As the world marks the 50th anniversary of MLK’s death, it brought to mind some other ‘untimely’ deaths that have caused me to to soul-search recently – and a remarkable characteristic they all seemed to share.
Last week was Holy Week. The events of Good Friday and Easter Sunday are rightly the focus, but I have been more struck by the sense of foreboding that Jesus started speaking of in the weeks beforehand. He was undoubtedly aware of the Messianic prophecies that He would be fulfilling, but there seems to have come a point when generalities started to become imminently more specific & personal. “[Jesus] said to his disciples, “Listen carefully to what I am about to tell you: The Son of Man is going to be delivered into the hands of men.” But they did not understand what this meant. … As the time approached for him to be taken up to heaven, Jesus resolutely set out for Jerusalem.” Then of course it all culminates in the Garden of Gethsemane: “‘Father, if you are willing, take this cup from me; yet not my will, but yours be done.’ …And being in anguish, he prayed more earnestly“.
A few months ago I watched the film Senna.
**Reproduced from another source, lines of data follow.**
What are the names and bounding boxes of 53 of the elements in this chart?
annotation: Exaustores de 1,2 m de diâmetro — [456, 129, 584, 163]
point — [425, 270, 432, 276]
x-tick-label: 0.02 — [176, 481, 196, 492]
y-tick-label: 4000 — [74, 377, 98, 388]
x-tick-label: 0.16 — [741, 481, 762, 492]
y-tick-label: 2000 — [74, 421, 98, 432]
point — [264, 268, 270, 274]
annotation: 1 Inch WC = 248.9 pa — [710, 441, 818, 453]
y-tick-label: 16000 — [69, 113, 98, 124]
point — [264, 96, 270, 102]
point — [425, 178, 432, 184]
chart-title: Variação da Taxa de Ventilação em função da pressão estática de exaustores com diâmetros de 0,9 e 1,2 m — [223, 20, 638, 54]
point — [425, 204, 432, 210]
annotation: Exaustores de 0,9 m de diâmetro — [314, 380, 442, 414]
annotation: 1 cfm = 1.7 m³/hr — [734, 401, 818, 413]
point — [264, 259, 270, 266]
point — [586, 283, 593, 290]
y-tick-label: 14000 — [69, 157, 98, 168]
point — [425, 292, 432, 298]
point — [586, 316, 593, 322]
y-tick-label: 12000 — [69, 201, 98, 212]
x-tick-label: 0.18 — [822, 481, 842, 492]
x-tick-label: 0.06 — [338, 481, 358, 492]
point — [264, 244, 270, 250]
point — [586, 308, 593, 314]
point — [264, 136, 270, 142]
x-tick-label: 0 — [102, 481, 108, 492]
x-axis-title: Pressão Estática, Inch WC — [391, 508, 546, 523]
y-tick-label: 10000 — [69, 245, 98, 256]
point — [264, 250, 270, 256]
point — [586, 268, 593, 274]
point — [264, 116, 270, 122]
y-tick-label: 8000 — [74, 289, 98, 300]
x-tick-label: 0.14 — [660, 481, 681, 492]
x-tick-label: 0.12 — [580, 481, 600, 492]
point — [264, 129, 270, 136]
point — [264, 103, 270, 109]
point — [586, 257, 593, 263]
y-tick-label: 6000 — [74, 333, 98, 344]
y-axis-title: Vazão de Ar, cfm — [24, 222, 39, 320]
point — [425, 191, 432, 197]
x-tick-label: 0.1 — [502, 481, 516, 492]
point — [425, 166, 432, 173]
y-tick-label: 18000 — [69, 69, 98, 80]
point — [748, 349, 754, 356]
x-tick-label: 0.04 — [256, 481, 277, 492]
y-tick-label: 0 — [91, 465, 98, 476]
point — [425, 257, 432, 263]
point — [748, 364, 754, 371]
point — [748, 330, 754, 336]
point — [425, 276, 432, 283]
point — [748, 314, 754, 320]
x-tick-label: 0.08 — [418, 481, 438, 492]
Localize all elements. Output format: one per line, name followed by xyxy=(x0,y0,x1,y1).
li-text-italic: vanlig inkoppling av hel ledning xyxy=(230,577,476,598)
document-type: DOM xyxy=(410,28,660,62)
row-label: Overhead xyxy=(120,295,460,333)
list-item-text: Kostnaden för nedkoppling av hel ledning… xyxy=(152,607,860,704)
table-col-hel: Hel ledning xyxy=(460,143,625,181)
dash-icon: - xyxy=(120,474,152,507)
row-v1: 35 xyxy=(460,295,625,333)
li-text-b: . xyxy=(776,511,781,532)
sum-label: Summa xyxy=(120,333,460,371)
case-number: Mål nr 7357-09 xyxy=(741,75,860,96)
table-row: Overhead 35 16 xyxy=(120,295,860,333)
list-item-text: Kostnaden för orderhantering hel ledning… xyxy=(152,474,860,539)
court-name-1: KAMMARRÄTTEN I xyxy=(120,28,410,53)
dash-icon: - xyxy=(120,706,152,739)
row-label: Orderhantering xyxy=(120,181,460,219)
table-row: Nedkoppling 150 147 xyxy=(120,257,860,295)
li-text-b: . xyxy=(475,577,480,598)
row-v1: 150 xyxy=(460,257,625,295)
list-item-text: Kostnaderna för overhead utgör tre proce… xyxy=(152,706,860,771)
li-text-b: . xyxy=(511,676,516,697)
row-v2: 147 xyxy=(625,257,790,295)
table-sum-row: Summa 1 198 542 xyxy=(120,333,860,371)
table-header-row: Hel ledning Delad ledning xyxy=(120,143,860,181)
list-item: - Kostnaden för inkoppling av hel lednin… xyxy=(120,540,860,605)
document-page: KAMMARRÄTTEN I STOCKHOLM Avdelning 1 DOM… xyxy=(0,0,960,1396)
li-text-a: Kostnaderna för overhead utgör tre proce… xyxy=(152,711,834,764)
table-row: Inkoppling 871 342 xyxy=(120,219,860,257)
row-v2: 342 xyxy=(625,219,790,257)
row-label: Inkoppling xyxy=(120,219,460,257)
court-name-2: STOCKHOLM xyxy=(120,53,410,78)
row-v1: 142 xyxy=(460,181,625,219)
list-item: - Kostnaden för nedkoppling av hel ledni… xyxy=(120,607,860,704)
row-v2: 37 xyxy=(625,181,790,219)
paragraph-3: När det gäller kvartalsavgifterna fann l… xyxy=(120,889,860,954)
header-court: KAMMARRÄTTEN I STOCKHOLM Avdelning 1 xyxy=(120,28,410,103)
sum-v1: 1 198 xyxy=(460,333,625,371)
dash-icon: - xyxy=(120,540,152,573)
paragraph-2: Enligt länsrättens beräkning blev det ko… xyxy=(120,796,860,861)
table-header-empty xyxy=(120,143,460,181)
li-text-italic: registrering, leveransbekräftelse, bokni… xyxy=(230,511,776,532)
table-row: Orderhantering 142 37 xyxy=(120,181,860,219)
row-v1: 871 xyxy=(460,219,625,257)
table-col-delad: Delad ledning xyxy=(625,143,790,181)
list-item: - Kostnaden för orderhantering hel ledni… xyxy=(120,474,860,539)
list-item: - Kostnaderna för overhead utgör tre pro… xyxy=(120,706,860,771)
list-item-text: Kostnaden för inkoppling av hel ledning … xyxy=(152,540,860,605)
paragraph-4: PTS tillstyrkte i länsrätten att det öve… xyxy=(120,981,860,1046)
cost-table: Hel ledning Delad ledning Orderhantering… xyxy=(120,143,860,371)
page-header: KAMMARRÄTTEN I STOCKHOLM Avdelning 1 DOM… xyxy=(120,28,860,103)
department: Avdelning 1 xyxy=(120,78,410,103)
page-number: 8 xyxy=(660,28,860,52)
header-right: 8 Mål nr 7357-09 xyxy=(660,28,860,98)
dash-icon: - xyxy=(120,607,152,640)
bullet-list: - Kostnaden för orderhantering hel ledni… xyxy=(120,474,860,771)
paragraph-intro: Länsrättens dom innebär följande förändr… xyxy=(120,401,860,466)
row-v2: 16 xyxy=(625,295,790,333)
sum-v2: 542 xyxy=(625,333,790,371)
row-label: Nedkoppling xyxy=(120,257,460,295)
I recommend it. Even Mrs Shields enjoyed it (rather than endured it – as she usually does with my film choices!) As the trailer says: Genius. Maverick. Outsider. Superstar. Legend. What it omitted to say was Devout and Humble. Person after person testified to Senna’s faith & humility. He spoke personally about some of his experiences whilst driving in almost celestial terms. But it was his almost eerie premonition of his own death that gave me shivers. “On that morning when [Senna] woke up, he asked God to talk to him. He opened the Bible and read a passage which said God would give him the greatest of all gifts. Which was God himself. A crash!”
Which brings us to the amazing, spine-chilling, speech by Martin Luther King Jnr. Not the one everyone usually thinks of, but the one he made on the eve of his assassination.
Listening to these words from his final speech – his voice choked with emotion, his eyes welling with tears – it’s easy to believe that the LORD had given him another dream besides the one he’s famous for: a premonition of his impending death.
What utter commitment, conviction & resolution each of these men had to fulfill their personal, God-given callings. Their divine calling became their literal passion. To foresee your own, untimely death and walk resolutely into it, without fear or flinching, is surely what distinguishes men like these from the rest of us. And for both Senna & MLK (as well as the countless other martyrs) it is Christ’s own passion that was both the source & the strength for their own.
What must it be like to sense that God is calling you home? To know that the mountaintop from which you have been able to glimpse the promised land is also creating the valley of death through which you must walk. How much more vivid & lucid must the words of Psalm 23 become?